Tiga Alasan, Presiden Seharusnya Tarik RUU Cipta Kerja

0
SHARE
Tiga Alasan, Presiden Seharusnya Tarik RUU Cipta Kerja

Jakarta, BIZNEWS.ID - Presiden Joko Widodo, Jumat (24/4), menyatakan Pemerintah telah menyampaikan permintaan kepada DPR untuk menunda pembahasan klaster ketenagakerjaan dalam RUU Cipta Kerja. Hal itu sejalan dengan pernyataan Ketua DPR Puan Maharani pada Kamis (23/4) kemarin yang meminta Badan Legislasi (Baleg) DPR untuk menunda pembahasan klaster ketenagakerjaan dalam RUU Cipta Kerja tersebut.

Ketua DPR beralasan pembahasan perlu ditunda karena adanya masukan dari kelompok serikat pekerja dan semua pihak saat ini sedang fokus pada penanganan pandemi Covid-19. Pernyataan Presiden dan Ketua DPR itu dinilai semakin memperjelas ada permasalahan substansial dalam materi muatan RUU Cipta Kerja yang tengah berproses di Baleg DPR melalui Panitia Kerja (Panja).  

“Alasan yang dikemukakan Ketua DPR tersebut seharusnya membuat Baleg DPR menunda pembahasan RUU Cipta Kerja secara keseluruhan, tidak hanya klaster ketenagakerjaan. Prosedur formal yang perlu dilakukan adalah, Presiden seharusnya menarik kembali draf RUU Cipta Kerja dari DPR,” ujar Direktur Advokasi dan Jaringan Pusat Studi Hukum Kebijakan (PSHK) Indonesia Fajri Nursyamsi dalam keterangannya, Jum’at (24/4/2020).

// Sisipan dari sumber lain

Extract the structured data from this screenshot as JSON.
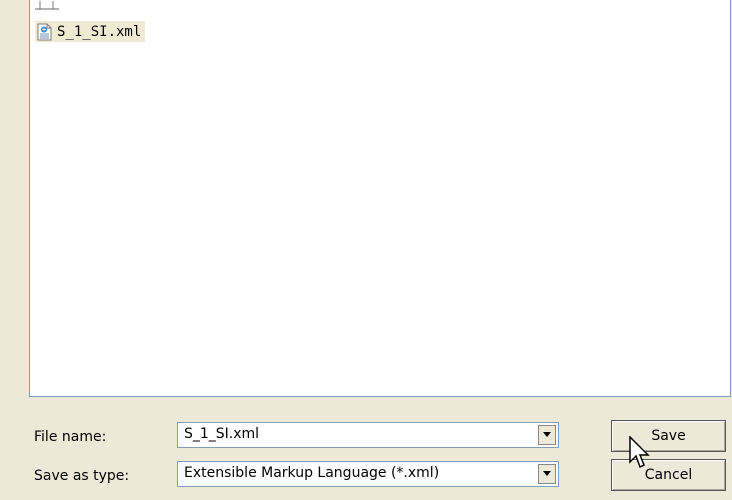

Menurut PSHK, ada tiga alasan kuat mengapa Presiden menarik kembali RUU Cipta Kerja. Pertama, proses pembentukan yang melanggar prosedur. Kedua, substansi pengaturan yang bermasalah. Ketiga, pelaksanaan pembahasan di tengah status darurat kesehatan masyarakat dan bencana nasional.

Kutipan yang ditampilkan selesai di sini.